Exploring the dividends that accrue with energy services and the case for going further, faster, together.
Achievement of SDG 7, access to affordable and clean energy, is inextricably linked to the achievement of other SDGs, such as: health, education, gender equality, and climate action. There is growing evidence that the benefits of energy access are no longer just linked to having electric light in the evening, but that household income and expenditure rises, school enrollment and grade completion increases, and illnesses and maternal mortality rates decrease with improved medical services.
Tangible results have been seen at every delivery service level. Low service delivery levels (e.g., Tier 1 access – solar lamp/solar home system/improved cookstove) can meet basic energy needs at a very low cost and dramatically improve living standards. At a higher level of delivery service (such as Tier 3 – clean energy mini-grid), hours of electricity supply have been extended, enhancing environmental sustainability as well as financial viability – and opportunities for productive uses and income generation have increased, while health and education services have improved. Improving energy access to the highest level (e.g., Tier 5 – 24/7 grid electricity), yields significant economic and health benefits, reduces waste, and improves economic productivity. Andersen and Dalgaard (2013) suggest that power outages significantly affect Africa’s growth, and estimate that the average annual rate of real GDP per capita growth in Africa would have been 2 percentage points higher if all African countries had experienced South Africa’s electricity supply performance. To reach everyone without access to electricity with a solar lantern by 2030 would cost $30 billion - equivalent to the GDP of Cote D’Ivoire.

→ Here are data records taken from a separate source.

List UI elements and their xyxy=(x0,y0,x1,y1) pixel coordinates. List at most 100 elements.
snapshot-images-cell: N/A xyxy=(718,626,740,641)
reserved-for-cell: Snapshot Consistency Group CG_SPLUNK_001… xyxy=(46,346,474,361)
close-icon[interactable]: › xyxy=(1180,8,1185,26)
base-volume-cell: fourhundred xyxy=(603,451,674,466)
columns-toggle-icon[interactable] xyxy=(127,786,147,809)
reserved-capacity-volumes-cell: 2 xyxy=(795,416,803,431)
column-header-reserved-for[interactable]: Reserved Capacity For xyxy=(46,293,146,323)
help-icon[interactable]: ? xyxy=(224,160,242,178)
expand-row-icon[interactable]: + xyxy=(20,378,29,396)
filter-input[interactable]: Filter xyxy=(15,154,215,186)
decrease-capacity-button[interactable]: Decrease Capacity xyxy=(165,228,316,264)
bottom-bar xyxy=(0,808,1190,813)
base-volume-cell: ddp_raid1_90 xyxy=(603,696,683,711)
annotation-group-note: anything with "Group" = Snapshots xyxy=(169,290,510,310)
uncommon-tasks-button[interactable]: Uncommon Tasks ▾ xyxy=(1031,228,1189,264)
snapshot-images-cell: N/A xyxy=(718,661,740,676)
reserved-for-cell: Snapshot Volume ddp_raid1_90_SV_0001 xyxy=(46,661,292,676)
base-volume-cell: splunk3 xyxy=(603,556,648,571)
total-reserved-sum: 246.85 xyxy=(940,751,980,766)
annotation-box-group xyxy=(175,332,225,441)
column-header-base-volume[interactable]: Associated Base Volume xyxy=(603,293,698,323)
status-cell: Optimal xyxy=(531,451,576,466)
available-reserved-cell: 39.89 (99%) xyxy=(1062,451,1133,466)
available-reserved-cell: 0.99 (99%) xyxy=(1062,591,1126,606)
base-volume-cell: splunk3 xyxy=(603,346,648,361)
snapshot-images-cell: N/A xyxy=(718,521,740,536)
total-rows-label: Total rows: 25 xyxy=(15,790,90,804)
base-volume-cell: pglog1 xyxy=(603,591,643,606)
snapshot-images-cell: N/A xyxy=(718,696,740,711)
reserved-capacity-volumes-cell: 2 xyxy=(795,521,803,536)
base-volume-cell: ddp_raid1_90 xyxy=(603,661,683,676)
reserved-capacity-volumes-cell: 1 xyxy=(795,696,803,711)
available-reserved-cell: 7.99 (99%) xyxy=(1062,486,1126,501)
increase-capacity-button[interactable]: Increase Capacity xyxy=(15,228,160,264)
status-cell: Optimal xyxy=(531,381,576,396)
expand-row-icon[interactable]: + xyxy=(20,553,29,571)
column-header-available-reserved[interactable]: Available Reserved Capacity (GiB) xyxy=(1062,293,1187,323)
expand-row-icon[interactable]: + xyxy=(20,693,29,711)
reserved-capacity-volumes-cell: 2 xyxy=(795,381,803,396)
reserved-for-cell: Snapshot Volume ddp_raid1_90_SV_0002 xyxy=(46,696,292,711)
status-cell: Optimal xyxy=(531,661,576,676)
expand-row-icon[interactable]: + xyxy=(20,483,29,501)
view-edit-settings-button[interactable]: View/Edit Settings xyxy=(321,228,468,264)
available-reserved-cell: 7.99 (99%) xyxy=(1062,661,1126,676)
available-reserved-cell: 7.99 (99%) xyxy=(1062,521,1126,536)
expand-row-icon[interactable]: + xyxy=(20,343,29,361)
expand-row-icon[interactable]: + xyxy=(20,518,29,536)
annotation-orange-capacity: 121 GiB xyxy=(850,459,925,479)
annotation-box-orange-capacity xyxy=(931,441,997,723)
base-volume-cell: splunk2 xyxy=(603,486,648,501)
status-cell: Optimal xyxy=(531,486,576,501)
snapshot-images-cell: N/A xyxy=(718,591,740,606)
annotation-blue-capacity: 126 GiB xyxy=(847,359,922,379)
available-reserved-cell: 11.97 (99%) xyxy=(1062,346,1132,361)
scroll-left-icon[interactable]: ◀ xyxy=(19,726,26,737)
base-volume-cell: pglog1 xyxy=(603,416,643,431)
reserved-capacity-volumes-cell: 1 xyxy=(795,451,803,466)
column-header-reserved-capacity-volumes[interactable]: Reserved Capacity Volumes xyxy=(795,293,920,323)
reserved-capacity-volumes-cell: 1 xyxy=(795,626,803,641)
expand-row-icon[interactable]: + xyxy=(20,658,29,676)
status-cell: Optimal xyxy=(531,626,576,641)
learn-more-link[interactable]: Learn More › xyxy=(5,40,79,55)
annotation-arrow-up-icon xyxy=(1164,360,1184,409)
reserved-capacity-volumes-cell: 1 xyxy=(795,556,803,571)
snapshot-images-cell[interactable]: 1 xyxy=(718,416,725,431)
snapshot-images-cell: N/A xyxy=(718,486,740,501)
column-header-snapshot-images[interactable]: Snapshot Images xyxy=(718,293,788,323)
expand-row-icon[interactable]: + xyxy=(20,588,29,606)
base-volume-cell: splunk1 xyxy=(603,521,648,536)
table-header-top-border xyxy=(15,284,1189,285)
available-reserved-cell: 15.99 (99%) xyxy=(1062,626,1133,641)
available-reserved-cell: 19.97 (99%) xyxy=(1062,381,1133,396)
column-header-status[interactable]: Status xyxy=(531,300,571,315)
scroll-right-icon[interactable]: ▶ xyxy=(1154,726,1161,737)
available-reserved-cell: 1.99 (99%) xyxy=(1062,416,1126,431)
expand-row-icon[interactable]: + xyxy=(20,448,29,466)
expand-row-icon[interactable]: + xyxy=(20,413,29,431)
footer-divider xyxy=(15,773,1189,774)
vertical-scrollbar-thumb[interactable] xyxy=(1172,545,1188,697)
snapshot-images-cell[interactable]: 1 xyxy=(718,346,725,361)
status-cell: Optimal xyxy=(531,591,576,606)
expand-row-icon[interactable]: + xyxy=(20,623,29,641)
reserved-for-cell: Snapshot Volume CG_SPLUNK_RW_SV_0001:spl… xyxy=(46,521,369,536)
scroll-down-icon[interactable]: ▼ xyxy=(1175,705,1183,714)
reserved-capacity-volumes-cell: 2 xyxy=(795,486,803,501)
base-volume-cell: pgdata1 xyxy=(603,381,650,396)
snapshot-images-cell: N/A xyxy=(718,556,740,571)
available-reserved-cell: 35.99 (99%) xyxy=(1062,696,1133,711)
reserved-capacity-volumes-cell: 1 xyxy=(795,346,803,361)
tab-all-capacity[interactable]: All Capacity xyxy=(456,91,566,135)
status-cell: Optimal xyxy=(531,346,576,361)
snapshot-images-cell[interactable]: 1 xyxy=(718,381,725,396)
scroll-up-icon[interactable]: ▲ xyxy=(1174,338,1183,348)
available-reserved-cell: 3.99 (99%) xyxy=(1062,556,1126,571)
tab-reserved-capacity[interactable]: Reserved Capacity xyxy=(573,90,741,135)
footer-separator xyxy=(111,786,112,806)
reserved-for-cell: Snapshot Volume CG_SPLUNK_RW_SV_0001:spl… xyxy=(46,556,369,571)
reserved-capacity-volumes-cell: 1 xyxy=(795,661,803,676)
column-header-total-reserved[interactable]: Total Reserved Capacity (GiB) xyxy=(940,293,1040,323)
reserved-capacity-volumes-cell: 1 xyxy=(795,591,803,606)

Women, girls and the most vulnerable can be the biggest beneficiaries of energy access – but not enough is been done to realize these gains. Labor-saving household electric appliances - such as food processors or washing machines, - as well as a reduced need to collect fuel due to improved cookstoves, free up time, allowing them to go to school and participate in income-generating activities. Public lighting creates a safer environment with empirical evidence also suggesting that street lighting may reduce the risk of gender-based violence (Doleac & Sanders, 2012).